International trade is the exchange of capital, goods, and services across international borders or territories. In most countries, such trade represents a significant share of gross domestic product (GDP). While international trade has been present throughout much of history (see Silk Road, Amber Road), its economic, social, and political importance has been on the rise in recent centuries.
Industrialization, advanced transportation, globalization, multinational corporations, and outsourcing
are all having a major impact on the international trade system.
Increasing international trade is crucial to the continuance of globalization. Without international trade, nations would be limited to the goods and services produced within their own borders.
International trade is, in principle, not different from domestic trade
as the motivation and the behavior of parties involved in a trade do
not change fundamentally regardless of whether trade is across a border
or not. The main difference is that international trade is typically
more costly than domestic trade. The reason is that a border typically
imposes additional costs such as tariffs, time costs due to border delays and costs associated with country differences such as language, the legal system or culture.
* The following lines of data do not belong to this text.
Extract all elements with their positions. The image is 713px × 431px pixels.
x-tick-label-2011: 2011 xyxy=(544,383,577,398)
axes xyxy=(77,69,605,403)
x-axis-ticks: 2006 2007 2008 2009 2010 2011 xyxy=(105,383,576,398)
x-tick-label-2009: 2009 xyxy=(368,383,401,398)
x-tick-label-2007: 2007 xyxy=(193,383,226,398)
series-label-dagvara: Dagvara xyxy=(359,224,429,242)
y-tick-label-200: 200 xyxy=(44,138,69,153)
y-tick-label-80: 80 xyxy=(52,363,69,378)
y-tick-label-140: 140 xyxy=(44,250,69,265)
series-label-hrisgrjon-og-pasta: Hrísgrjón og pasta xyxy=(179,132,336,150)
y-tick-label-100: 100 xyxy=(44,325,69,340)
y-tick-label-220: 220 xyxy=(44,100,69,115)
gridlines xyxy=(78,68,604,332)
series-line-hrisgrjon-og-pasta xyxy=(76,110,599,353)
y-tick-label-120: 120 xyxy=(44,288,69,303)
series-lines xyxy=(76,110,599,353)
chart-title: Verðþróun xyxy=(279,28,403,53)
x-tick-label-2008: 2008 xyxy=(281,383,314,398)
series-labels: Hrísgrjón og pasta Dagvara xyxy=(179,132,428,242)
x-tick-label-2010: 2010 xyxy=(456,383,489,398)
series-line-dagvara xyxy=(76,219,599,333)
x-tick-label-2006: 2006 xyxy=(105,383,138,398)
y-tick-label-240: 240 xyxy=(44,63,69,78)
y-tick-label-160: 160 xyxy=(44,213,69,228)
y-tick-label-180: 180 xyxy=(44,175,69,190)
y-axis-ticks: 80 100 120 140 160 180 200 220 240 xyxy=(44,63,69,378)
Another difference between domestic and international trade is that factors of production such as capital and labor
are typically more mobile within a country than across countries. Thus
international trade is mostly restricted to trade in goods and services,
and only to a lesser extent to trade in capital, labor or other factors
of production. Trade in goods and services can serve as a substitute
for trade in factors of production.
Instead of importing a factor of production, a country can import
goods that make intensive use of that factor of production and thus
embody it. An example is the import of labor-intensive goods by the
United States from China. Instead of importing Chinese labor, the United
States imports goods that were produced with Chinese labor. One report
in 2010 suggested that international trade was increased when a country
hosted a network of immigrants, but the trade effect was weakened when
the immigrants became assimilated into their new country.